Warren’s Blind Spot Led To This Big Energy Blunder

Inside today’s Daily Journal

  • Essay: Why Buffett Is About To Lose $100 Billion

  • Reaching Trump’s T-bond threshold level

  • Another strong Hershey quarter

  • War-related commodity prices higher

  • Chart Of The Day… Alphabet (GOOG)

  • Today’s Mailbag

Editor’s note: On May 16, 2025, Porter released The Better Than Berkshire Index, designed to show Complete Investor subscribers that they can outperform Warren Buffett’s Berkshire Hathaway. Yesterday, Porter detailed how Warren Buffett long held onto his misguided belief in Peak Oil – a belief that led to some very questionable investments… Porter details those investments today.

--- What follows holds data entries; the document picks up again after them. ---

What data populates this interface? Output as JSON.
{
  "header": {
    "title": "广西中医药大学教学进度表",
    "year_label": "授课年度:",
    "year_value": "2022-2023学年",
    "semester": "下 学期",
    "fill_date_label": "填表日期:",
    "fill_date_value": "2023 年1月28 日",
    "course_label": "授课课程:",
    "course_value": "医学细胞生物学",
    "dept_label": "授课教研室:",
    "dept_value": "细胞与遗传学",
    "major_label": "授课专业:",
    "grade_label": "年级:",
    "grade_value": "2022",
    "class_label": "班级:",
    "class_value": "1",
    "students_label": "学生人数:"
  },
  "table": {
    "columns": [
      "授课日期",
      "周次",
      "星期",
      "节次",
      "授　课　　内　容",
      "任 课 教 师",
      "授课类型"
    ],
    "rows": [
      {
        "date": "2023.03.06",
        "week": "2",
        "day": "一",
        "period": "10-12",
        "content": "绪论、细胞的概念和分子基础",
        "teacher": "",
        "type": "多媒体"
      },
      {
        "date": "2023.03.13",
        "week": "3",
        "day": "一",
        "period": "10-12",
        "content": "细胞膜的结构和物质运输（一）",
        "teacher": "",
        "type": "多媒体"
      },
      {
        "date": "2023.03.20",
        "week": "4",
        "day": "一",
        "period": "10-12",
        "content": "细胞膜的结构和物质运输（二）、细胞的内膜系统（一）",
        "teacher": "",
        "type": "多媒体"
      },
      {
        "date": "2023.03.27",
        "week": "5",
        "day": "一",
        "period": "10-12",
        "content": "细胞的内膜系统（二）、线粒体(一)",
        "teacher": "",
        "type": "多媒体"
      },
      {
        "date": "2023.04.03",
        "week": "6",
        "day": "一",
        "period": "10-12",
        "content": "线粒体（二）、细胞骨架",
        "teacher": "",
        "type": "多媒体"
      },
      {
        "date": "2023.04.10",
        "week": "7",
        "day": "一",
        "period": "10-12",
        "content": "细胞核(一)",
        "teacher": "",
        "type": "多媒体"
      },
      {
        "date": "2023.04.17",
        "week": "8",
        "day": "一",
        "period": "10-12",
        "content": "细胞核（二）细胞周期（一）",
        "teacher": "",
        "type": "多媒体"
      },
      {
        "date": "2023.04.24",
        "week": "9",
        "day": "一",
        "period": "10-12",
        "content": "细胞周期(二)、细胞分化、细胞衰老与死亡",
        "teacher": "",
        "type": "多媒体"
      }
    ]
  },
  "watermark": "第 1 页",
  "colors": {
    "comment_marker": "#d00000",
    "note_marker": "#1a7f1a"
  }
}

Next week, using the insights he has learned from Buffett himself over the decades, Porter will continue to explain exactly what’s gone wrong with Berkshire and how investors can build a portfolio that can do better…

I first made the case against Peak Oil as early as 2006. At first I did so almost purely on philosophical grounds. I am a student of Austrian economics. I have studied the work of economist Julian Simon, and knew about the Simon-Ehrlich Wager, where in 1980 Simon bet the neo-Malthusian author Paul Ehrlich that the inflation-adjusted price of any five commodities Ehrlich chose would fall, not rise, over the next decade. Simon won decisively – all five commodities fell in real terms.

In the intellectual circles I frequent, the question of running out of oil is laughable. Free markets and human innovation have dramatically increased the supply of every commodity necessary for life on this planet, easily, for centuries and that’s overwhelmingly likely to continue. In fact, as is now only beginning to be recognized by economists outside of the Austrian school, the only possible shortage is humans. The real threat to our civilization isn’t running out of commodities, it’s running out of people.

Twenty years ago, these ideas were far from mainstream. And I might have been the only financial analyst in the world that was predicting a massive renaissance in U.S. oil and gas production. I certainly was among the first financial writers in the world to describe the full ramifications of the fracking revolution.

My first report, in Stansberry’s Investment Advisory in April 2010, about the enormous scope of the energy opportunity in Texas was written about the Eagle Ford Basin, the first big shale oil play discovered in Texas:

I expect Eagle Ford to yield more than $2 billion in oil by 2013 and to increase steadily for at least 20 years. These numbers mean Eagle Ford will probably produce hundreds of billions worth of oil and gas over the next 30 to 40 years. I know these numbers must sound like pie in the sky. After all, U.S. oil production fell every year from 1991 until 2009. The decline led some pretty smart folks to declare we’d reached “peak oil.” They believed onshore oil production would continue to decline until there was literally no oil left. I never believed any of that nonsense. I knew eventually prices would rise enough to support the development of new technologies for finding more oil and extracting it more efficiently. Not surprisingly, that’s exactly what has happened.

My Eagle Ford prediction was woefully conservative, even though at the time it seemed delusional. The basin generated $36.8 billion of oil revenue in 2013 alone – not the $2 billion threshold I had set, but 18x that figure in a single year. Cumulative oil and gas revenue from the Eagle Ford through 2025 has reached approximately $515 billion. The “hundreds of billions” figure has already been delivered, with 15 of the original 30-to-40-year window still ahead. The University of Texas Bureau of Economic Geology projects continued production from the basin through 2040 to 2050.

Understanding the American oil-production boom did not require any industry connections or even much insight. The well-by-well economics were published quarterly by every shale operator. The directional pattern and the magnitude of the enormous growth in production were unmistakable.

As I detailed yesterday, Berkshire Hathaway CEO Warren Buffett and Vice Chair Charlie Munger did not seem to care. They stayed wrong, on a falsifiable forecast, for 15 years. Worse, they stayed wrong while their largest single capital commitment was being deployed under the assumption that they were right.

As I wrote yesterday,

Berkshire Hathaway Energy is the only Berkshire subsidiary whose capital-allocation strategy was explicitly premised on the worldview that the United States was running out of cheap, accessible hydrocarbons. The investment only makes sense if the country must fund, at utility-rate-based expense, a multi-decade build-out of wind, solar, and high-voltage transmission infrastructure to replace cheap, abundant, hydrocarbon energy.

Meanwhile, the reality – that a continent-wide shale energy revolution was producing more cheap hydrocarbons than the United States could consume – never seemed to enter their minds.